Fullerton Museum Center curator Richard Smith said of Leyendecker that he “virtually invented the whole idea of modern magazine design.”
As such, many illustrators found inspiration in Leyendecker’s work. Thus, he contributed to the unintentional homoerotic undertone so often discernible in American culture even in the days before ‘gay liberation’.
However, let’s start off with some of the camp and kitschy ads whose designers had no idea how amusing their work would one day seem.
Jester Wool in vintage ads
Jester Wool sold wool, obviously, and also patterns for making knitted garments. They later expanded into rug kits. The kits included a pattern, the wool and everything else required to make a “superb, thick pile rug with a carpet finish.” The company, based in Leicester England, went into liquidation in the late 90s.
Austin Reed Swimwear (perhaps) made the same mistake as Jester Wools and took ‘gay’ to only mean fun and colourful. However, by the imagery, we suspect someone at Austin Reed knew what the ad suggested.

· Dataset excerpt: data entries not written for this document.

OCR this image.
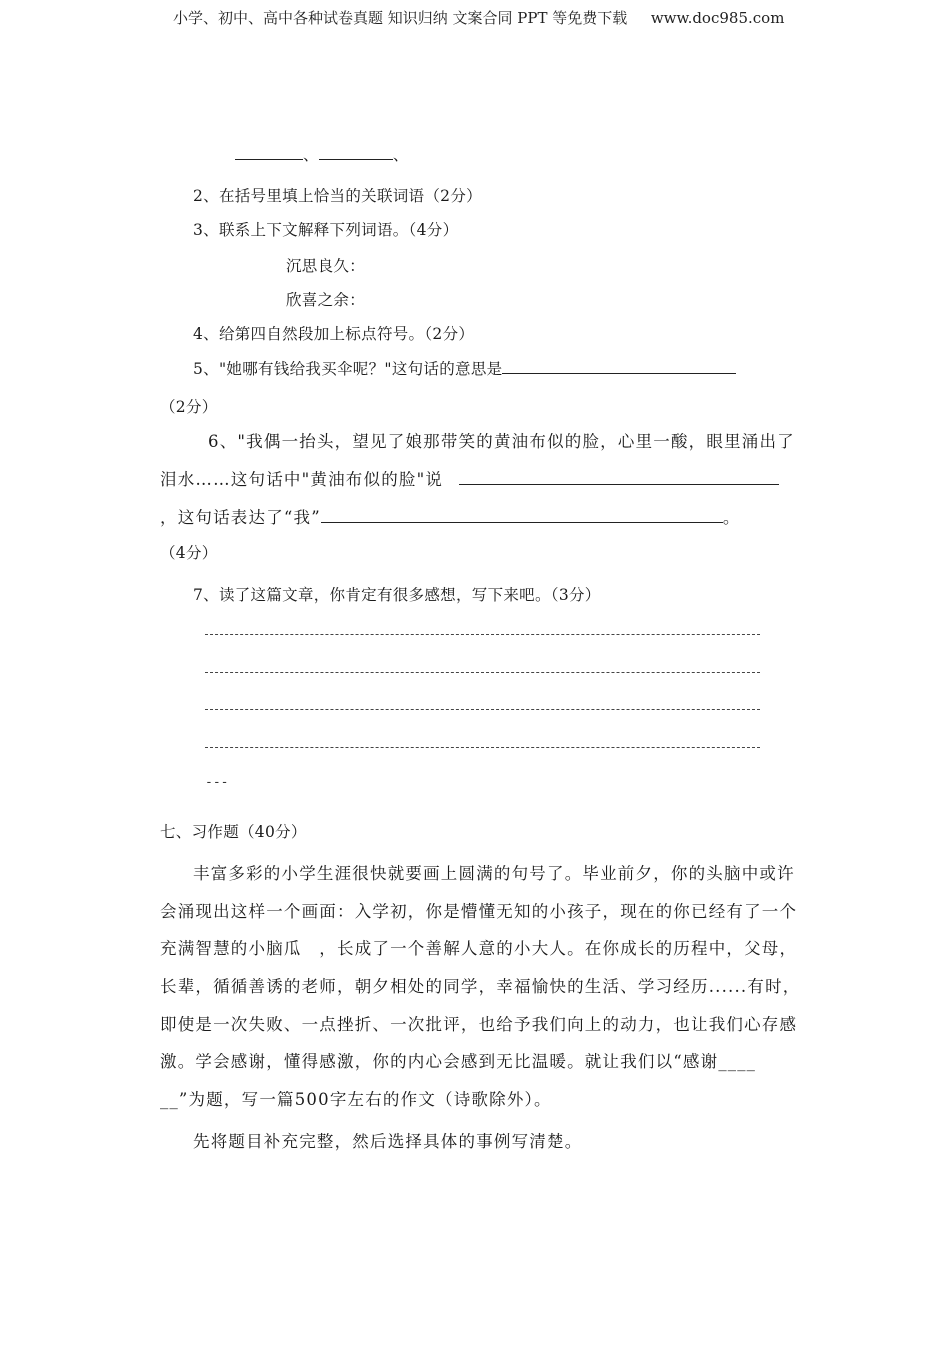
小学、初中、高中各种试卷真题 知识归纳 文案合同 PPT 等免费下载 www.doc985.com
、	、
2、在括号里填上恰当的关联词语（2分）
3、联系上下文解释下列词语。（4分）
沉思良久：
欣喜之余：
4、给第四自然段加上标点符号。（2分）
5、"她哪有钱给我买伞呢？"这句话的意思是
（2分）
6、"我偶一抬头，望见了娘那带笑的黄油布似的脸，心里一酸，眼里涌出了
泪水……这句话中"黄油布似的脸"说
，这句话表达了“我”	。
（4分）
7、读了这篇文章，你肯定有很多感想，写下来吧。（3分）
---
七、习作题（40分）
丰富多彩的小学生涯很快就要画上圆满的句号了。毕业前夕，你的头脑中或许
会涌现出这样一个画面：入学初，你是懵懂无知的小孩子，现在的你已经有了一个
充满智慧的小脑瓜　，长成了一个善解人意的小大人。在你成长的历程中，父母，
长辈，循循善诱的老师，朝夕相处的同学，幸福愉快的生活、学习经历......有时，
即使是一次失败、一点挫折、一次批评，也给予我们向上的动力，也让我们心存感
激。学会感谢，懂得感激，你的内心会感到无比温暖。就让我们以“感谢____
__”为题，写一篇500字左右的作文（诗歌除外）。
先将题目补充完整，然后选择具体的事例写清楚。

Sydney’s Pierwood Plastics Company produced Gayware canisters during the 50s. Later, the Nylex company bought their patterns and produced the canisters for a while. The canisters remain a popular collector’s item.
Jell-O is the Gay Dessert
Yes, Jell-o is perhaps the gay dessert, but to wake up gay in the morning, you need Ovaltine, plain or chocolate flavoured.
Speaking of mornings, WTF was this ad attempting to convey?

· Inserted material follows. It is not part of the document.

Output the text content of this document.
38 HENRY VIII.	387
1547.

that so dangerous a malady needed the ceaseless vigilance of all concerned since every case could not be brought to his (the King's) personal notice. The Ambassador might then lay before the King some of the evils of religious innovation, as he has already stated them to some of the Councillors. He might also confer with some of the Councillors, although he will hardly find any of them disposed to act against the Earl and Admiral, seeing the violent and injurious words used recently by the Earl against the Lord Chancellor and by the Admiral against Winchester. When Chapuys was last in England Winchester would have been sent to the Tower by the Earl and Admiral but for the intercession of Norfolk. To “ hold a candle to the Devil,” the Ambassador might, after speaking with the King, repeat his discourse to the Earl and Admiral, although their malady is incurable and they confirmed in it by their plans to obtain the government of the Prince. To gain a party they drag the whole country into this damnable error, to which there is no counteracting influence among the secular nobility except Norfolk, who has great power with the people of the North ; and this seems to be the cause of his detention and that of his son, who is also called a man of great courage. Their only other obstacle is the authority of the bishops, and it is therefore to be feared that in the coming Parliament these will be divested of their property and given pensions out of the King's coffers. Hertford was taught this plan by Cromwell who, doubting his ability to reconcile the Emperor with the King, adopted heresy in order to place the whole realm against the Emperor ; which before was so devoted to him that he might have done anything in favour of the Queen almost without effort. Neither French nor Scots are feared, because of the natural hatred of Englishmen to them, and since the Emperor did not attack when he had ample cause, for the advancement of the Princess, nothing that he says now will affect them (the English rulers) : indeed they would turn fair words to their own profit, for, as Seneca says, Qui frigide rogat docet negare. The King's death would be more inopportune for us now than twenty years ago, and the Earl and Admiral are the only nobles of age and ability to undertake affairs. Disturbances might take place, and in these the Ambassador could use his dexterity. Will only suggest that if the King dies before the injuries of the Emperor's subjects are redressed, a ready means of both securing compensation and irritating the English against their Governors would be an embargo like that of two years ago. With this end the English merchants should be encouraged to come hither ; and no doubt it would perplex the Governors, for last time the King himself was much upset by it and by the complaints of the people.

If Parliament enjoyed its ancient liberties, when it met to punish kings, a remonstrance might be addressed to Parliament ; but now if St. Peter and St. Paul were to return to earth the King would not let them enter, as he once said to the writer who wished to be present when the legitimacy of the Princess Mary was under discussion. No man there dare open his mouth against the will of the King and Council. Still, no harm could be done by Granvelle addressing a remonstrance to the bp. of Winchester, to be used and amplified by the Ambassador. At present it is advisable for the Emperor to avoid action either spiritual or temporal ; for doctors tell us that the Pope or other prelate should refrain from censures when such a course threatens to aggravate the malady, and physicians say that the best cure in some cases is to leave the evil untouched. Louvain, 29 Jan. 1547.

Admittedly, very little gay subtext there, but we couldn’t resist including – the banana near the crutch and the machete. What’s that all about?
The ad would perhaps make John Harvey Kellogg happy.

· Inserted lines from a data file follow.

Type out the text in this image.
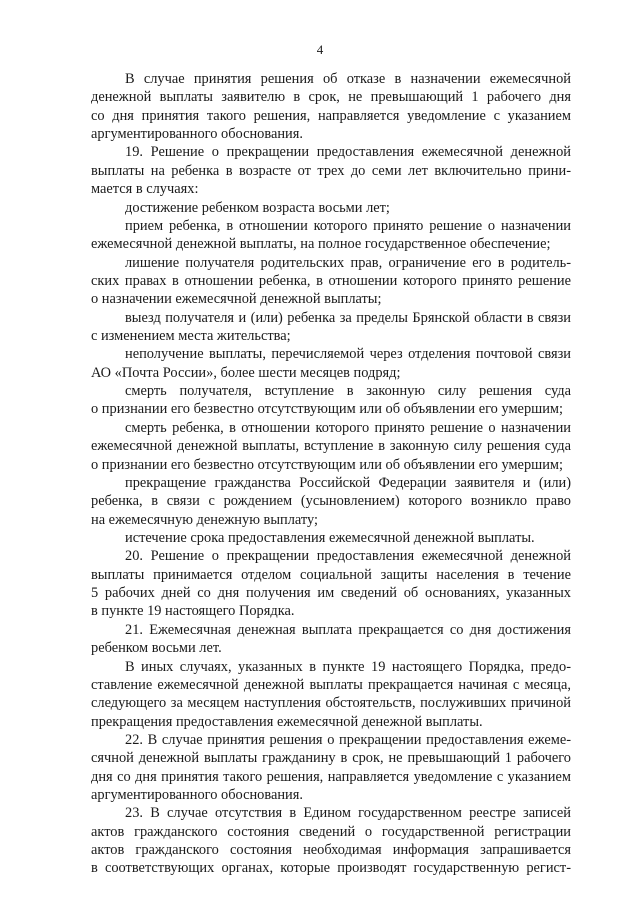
4
В случае принятия решения об отказе в назначении ежемесячной
денежной выплаты заявителю в срок, не превышающий 1 рабочего дня
со дня принятия такого решения, направляется уведомление с указанием
аргументированного обоснования.
19. Решение о прекращении предоставления ежемесячной денежной
выплаты на ребенка в возрасте от трех до семи лет включительно прини-
мается в случаях:
достижение ребенком возраста восьми лет;
прием ребенка, в отношении которого принято решение о назначении
ежемесячной денежной выплаты, на полное государственное обеспечение;
лишение получателя родительских прав, ограничение его в родитель-
ских правах в отношении ребенка, в отношении которого принято решение
о назначении ежемесячной денежной выплаты;
выезд получателя и (или) ребенка за пределы Брянской области в связи
с изменением места жительства;
неполучение выплаты, перечисляемой через отделения почтовой связи
АО «Почта России», более шести месяцев подряд;
смерть получателя, вступление в законную силу решения суда
о признании его безвестно отсутствующим или об объявлении его умершим;
смерть ребенка, в отношении которого принято решение о назначении
ежемесячной денежной выплаты, вступление в законную силу решения суда
о признании его безвестно отсутствующим или об объявлении его умершим;
прекращение гражданства Российской Федерации заявителя и (или)
ребенка, в связи с рождением (усыновлением) которого возникло право
на ежемесячную денежную выплату;
истечение срока предоставления ежемесячной денежной выплаты.
20. Решение о прекращении предоставления ежемесячной денежной
выплаты принимается отделом социальной защиты населения в течение
5 рабочих дней со дня получения им сведений об основаниях, указанных
в пункте 19 настоящего Порядка.
21. Ежемесячная денежная выплата прекращается со дня достижения
ребенком восьми лет.
В иных случаях, указанных в пункте 19 настоящего Порядка, предо-
ставление ежемесячной денежной выплаты прекращается начиная с месяца,
следующего за месяцем наступления обстоятельств, послуживших причиной
прекращения предоставления ежемесячной денежной выплаты.
22. В случае принятия решения о прекращении предоставления ежеме-
сячной денежной выплаты гражданину в срок, не превышающий 1 рабочего
дня со дня принятия такого решения, направляется уведомление с указанием
аргументированного обоснования.
23. В случае отсутствия в Едином государственном реестре записей
актов гражданского состояния сведений о государственной регистрации
актов гражданского состояния необходимая информация запрашивается
в соответствующих органах, которые производят государственную регист-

The miserable old wowser who popularised corn flakes abhorred sex. So much so he spent his honeymoon writing a book advocating abstinence.
He also invented various hideous contraptions to stop boys masturbating.
Nothing works so well for that as a machete we suspect.
Intentional gay subtext
The aforementioned J. C. Leyendecker designed ads that often included either men looking wistfully at each other or guys just being guys together – naked.
Check out the wistful gaze of the young man in this ad for Kuppenheimer suits.
In an ad for Cannon Towels, J.C. played about with some college frolics – looks like hazing to our eye. It would land the subjects in court today.
But he went all out for Ivory Soap, inventing in the 1920s a scene straight out a Bob Mizer 1950s softcore gay porn shoot.
Bradley Group Showers seem to have unintentionally gone down the same route with their ad designed to sell their plumbing systems to colleges and sporting teams.
Anyway, enough of nudity. Time for unadulterated smut.
I’ll bet he can. But that ad has nothing on boldness compared to the following. I wonder if the booklet remains available? We all want more pay.
Finally, another couple of those ‘guys being guys’ type ads.
In the first, if you listen closely you can hear the dude saying, “It was this big, I swear.”
And this dude demoralised his friend by claiming he needed binoculars to find it.
But let’s finish with something uplifting – surely this ad portrays a same-sex married couple in the kitchen together back in the good old days.